A federal judge on Thursday declared the suspect in a 2015 mass shooting at a Colorado Springs Planned Parenthood clinic to be mentally incompetent, ending the prosecution’s hope that a criminal case brought in federal court could go forward after the state’s case had stalled.
Robert Dear, 63, has admitted to killing three people at the clinic, but the state’s case against him stalled beginning in 2016 after he repeatedly was found mentally incompetent to proceed — that is, he could not comprehend the criminal case against him or participate in his own defense.
Federal prosecutors brought 68 criminal counts against Dear in late 2019 in an attempt to move forward with criminal proceedings. While the standards for determining mental competency in federal court are nearly identical to Colorado’s standards, federal courts have a reputation for finding incompetency less frequently than state courts.

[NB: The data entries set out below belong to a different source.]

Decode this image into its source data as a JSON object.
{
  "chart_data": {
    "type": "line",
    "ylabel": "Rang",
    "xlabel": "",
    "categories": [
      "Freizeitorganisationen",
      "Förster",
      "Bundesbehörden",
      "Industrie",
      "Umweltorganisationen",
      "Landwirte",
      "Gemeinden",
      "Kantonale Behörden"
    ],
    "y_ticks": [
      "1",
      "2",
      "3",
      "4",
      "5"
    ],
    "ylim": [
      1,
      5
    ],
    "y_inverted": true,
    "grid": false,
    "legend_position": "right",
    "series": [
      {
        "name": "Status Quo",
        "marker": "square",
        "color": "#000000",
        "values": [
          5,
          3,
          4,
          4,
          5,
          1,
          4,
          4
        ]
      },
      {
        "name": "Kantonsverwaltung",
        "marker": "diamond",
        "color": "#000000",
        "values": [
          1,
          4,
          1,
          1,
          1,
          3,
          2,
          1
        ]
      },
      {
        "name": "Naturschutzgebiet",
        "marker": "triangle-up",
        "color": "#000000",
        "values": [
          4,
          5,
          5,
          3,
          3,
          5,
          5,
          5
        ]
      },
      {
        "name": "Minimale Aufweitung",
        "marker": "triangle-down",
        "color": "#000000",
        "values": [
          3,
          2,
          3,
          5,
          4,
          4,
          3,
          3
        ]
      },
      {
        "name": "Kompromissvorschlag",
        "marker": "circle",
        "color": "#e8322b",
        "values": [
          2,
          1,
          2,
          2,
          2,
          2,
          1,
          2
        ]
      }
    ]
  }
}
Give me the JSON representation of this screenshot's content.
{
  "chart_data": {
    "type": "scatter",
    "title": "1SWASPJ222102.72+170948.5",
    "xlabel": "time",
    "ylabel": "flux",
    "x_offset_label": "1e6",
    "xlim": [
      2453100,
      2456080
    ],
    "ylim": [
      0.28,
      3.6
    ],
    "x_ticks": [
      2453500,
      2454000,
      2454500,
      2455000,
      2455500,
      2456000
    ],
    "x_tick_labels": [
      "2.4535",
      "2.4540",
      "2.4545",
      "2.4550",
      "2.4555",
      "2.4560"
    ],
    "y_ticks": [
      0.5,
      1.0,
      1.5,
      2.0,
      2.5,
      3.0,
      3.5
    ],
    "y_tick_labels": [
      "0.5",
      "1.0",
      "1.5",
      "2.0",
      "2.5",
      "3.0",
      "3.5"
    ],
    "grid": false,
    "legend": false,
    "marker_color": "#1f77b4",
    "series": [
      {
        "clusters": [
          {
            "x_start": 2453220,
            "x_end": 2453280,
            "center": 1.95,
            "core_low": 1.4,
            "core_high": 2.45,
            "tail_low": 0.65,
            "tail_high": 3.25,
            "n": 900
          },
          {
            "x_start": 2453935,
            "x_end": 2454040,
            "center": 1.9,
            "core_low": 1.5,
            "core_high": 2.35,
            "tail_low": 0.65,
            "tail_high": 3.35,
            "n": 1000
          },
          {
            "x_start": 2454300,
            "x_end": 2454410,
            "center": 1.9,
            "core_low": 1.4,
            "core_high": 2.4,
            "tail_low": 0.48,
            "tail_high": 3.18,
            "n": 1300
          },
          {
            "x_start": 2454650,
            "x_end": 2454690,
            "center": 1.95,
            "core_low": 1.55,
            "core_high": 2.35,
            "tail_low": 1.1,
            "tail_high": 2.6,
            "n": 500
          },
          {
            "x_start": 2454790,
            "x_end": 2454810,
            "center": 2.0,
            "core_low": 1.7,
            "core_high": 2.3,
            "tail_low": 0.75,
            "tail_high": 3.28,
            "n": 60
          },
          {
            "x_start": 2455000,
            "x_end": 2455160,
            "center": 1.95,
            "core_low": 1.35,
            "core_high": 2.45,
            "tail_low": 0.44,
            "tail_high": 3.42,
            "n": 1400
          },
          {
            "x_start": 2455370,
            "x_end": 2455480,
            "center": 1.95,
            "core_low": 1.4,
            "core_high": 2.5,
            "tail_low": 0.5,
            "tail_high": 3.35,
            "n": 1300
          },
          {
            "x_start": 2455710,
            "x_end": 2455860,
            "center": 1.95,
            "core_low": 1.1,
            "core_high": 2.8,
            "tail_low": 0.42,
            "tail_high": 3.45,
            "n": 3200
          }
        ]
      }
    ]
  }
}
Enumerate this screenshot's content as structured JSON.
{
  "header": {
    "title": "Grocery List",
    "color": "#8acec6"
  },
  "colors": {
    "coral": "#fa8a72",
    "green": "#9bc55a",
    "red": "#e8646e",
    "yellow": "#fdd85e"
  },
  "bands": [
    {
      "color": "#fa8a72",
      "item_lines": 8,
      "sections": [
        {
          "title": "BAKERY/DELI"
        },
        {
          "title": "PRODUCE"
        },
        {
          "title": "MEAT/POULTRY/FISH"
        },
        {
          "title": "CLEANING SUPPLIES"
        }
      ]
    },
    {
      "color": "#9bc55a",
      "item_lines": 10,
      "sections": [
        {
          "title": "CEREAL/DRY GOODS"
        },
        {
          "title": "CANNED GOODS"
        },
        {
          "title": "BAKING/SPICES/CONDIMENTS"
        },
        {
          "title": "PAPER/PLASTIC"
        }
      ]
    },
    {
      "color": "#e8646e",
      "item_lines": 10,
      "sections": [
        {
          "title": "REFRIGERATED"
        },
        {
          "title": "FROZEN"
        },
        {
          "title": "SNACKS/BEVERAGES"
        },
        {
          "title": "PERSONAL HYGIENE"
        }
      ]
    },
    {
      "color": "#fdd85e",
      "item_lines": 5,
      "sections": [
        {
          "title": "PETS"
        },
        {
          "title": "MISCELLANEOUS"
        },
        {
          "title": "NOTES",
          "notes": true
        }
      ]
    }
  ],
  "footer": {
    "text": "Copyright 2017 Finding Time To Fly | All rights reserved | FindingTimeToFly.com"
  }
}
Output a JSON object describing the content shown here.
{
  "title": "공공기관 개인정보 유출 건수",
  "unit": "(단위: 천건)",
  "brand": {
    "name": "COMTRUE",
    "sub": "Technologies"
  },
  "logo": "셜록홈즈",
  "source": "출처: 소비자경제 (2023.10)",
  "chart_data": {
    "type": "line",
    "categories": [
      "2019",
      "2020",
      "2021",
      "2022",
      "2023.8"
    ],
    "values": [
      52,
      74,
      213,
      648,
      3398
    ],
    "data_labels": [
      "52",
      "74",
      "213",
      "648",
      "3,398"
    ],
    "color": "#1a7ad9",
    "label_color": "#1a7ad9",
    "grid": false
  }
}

On Thursday, Senior Judge Robert Blackburn declared Dear incompetent in a brief hearing at the Alfred A. Arraj United States Courthouse in Denver. The finding of incompetency was not contested by the prosecution or defense, though Dear himself disagreed.
“I’m opposing it; I’m not crazy,” he shouted at one point, appearing via video feed from a mental health facility in Missouri with his attorney.
Blackburn ordered that Dear be committed for additional mental health care to “determine if there is a substantial probability that in the foreseeable future Mr. Dear will attain the capacity to permit the proceedings to go forward.”
Dear is accused of killing three people and wounding eight others during the Nov. 27, 2015, shooting rampage at the clinic.
Authorities believe he intended to wage “war” on the clinic because the staff performed abortions. He arrived armed with four SKS rifles, five handguns, two more rifles, a shotgun and more than 500 rounds of ammunition, according to the U.S. Attorney’s Office.
Twenty-seven people who were inside the clinic at the time hid until they could be rescued by law enforcement, according to the U.S. Attorney’s Office. Dear fired 198 rounds in the attack and tried to blow up propane tanks in order to take out law enforcement vehicles during a five-hour standoff, according to the office.
Four police officers were wounded and one was killed.